Just like with automobiles, houses and just about any other major purchase in the world, the cost of hot tubs depends on what you’re looking for. However, you need to quickly dispel the notion that low cost spas are garbage. There are dozens of models out there that are exquisite and will not break the bank. Be sure to bear this in mind when a salesmen tries to peddle his form of lies in order to sell you a $10,000 model instead of a more affordable (and prudent) $4,000 hot tub.
A Buyer’s Market
It goes without saying that you need to shop around when making a purchase of this magnitude. This is even more relevant in such a small niche market. I bet you are not aware of the fact that the average hot tub store manages to sell less than 50 of their products a year? You need to know this because frankly, buying a hot tub from a small store is too expensive. Look for a major supplier because they sell more so their products carry a smaller mark up than their minor counterpart. In theory anyway!

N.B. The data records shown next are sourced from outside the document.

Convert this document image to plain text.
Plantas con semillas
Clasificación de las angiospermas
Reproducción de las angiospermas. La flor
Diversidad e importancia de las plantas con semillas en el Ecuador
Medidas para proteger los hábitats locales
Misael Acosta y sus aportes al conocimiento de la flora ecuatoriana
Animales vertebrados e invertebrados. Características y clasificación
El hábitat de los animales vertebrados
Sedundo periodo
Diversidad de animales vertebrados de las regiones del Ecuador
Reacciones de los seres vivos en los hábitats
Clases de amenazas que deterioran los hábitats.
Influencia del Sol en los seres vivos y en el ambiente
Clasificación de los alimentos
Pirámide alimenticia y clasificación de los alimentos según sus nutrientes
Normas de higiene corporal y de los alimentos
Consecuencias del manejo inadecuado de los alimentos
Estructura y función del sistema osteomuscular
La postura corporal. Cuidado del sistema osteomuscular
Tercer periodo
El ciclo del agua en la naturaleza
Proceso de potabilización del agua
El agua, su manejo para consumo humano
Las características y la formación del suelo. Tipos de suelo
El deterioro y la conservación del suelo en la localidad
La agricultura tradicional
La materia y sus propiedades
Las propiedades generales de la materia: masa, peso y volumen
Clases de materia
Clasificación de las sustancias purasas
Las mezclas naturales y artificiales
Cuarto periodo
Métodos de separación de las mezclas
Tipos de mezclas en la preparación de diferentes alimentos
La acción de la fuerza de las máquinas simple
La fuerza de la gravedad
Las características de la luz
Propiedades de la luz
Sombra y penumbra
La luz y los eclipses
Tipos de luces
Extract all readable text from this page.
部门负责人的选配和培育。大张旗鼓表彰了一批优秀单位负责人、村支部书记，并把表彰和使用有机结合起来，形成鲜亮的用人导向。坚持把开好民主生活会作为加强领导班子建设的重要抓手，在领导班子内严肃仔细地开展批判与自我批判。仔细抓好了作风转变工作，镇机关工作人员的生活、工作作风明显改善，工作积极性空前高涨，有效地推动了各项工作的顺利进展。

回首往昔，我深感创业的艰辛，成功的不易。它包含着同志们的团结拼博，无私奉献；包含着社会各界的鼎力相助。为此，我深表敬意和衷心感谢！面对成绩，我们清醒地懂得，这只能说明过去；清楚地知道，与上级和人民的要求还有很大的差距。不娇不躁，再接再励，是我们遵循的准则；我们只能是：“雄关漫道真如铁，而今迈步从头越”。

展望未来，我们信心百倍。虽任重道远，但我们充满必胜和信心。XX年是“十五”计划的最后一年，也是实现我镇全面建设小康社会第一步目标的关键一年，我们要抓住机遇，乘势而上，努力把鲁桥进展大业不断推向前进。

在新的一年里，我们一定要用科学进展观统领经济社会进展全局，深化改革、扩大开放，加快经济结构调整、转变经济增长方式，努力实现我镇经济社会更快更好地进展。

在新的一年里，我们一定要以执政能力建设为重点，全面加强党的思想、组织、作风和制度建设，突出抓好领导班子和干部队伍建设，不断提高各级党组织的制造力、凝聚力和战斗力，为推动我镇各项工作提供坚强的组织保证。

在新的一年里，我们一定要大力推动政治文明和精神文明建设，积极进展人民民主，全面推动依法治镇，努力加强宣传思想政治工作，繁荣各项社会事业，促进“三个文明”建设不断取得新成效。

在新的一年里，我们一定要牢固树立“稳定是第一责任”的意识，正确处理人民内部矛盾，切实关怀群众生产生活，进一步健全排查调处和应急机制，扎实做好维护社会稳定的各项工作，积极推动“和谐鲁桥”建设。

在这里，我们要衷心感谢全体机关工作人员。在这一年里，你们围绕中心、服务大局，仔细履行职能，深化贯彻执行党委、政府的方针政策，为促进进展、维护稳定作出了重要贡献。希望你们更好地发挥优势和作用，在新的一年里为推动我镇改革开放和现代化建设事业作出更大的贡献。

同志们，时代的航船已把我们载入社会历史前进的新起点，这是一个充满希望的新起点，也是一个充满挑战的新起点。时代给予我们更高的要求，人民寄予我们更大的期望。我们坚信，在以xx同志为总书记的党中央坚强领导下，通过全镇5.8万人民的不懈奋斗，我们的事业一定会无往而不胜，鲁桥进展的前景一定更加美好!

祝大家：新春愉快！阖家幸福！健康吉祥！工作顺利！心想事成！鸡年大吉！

As things stand, the prices of hot tubs vary greatly. A quick glance at the prices quoted by a few dozen major suppliers shows that tubs range from $1,500-$25,000. However, few suppliers sell products for less than $3,000 with the vast majority of hot tubs on offer for less than $12,000. Well-known companies are your only option as they carry healthy reputations. You know what you’ll get and they offer free installation and delivery which will save you an untold amount of money.
Yet the basic price of the hot tub only tells you half the story. There are a myriad of additional costs so be ready for them. These include energy bills, chemicals, a cover and extra features like more jets, concrete slabs, lighting and Ozonators. Buying an energy inefficient hot tub is like setting fire to money. Once you own a hot tub, the urge to use it all year round is irresistible. Comprehensive usage could land you with and energy bill of some $1,200 a year, that’s $100 every single month! You need electricity to heat the tub so be prepared to pay for your extra luxury. Certain hot tub manufacturers add dozens of jets to give the appearance of a more luxurious spa. In fact, jets can be purchased for a dollar and extra ones can add an extra $10-$20 to your energy bill a month.
All hot tubs need chemicals to keep them clean and sanitized. As a minimum requirement, your hot tub needs bromine tablets, Ph Plus or something similar, Demineralizer and Water Clarifier. Again, the price depends on the amount you buy but budget some $25 a month for adequate chemical and cleaning equipment. Ozonators have also gained popularity as a sanitary measure but do not make the mistake of thinking it can replace a spa sanitizer. As water is usually kept for anything up to 4 months, an Ozonator by itself is insufficient. By all means, use one to oxidize contaminants but don’t rely on it solely. You could be paying between $150 and $200 for an Ozonator.
The Cover Up
Naturally, you’ll have to cover the hot tub when it’s not in use. Although a cover normally comes with the tub, it may not be of premium quality. Often, these covers will have a Styrofoam core which absorbs water and could eventually become too heavy to open. Yet despite this fact, expect companies to charge anywhere between $250 and $500 for a cover. However, a little bit of ingenuity could save you a few hundred dollars. You could purchase some Styrofoam, duct tape, a vinyl sheet for the top cover and a metal support for around $50. Cut the Styrofoam, tape it up, put a metal support around the edges and place them in the vinyl cover. This should help protect your hot tub from the elements.
You also have the option of purchasing additional extras. If you live in a cold region and can afford it, a gazebo is a perfect addition as it protects you and the whole family from harsh winters by turning your hot tub area into an enclosed room. Look to pay around $7,000 for this luxury. For any additional electrical work, expect to pay around $1,000. It may also be necessary to put in a cement slab to accommodate the hot tub and gazebo. This could cost anywhere up to $2,000. Most hot tubs come with lighting but additional LED lighting can be had for as little as $20. More upscale fiber optic lighting on the other hand could cost anywhere between $250-$700.
When it comes to owning a hot tub, you really do need to sit down and write out all relevant financial details. You need to know what you want from the get-go or else a host of additional costs could creep up on you. Nonetheless, if you want to feel like royalty in your own home, there are few better ways to do so than by purchasing a hot tub.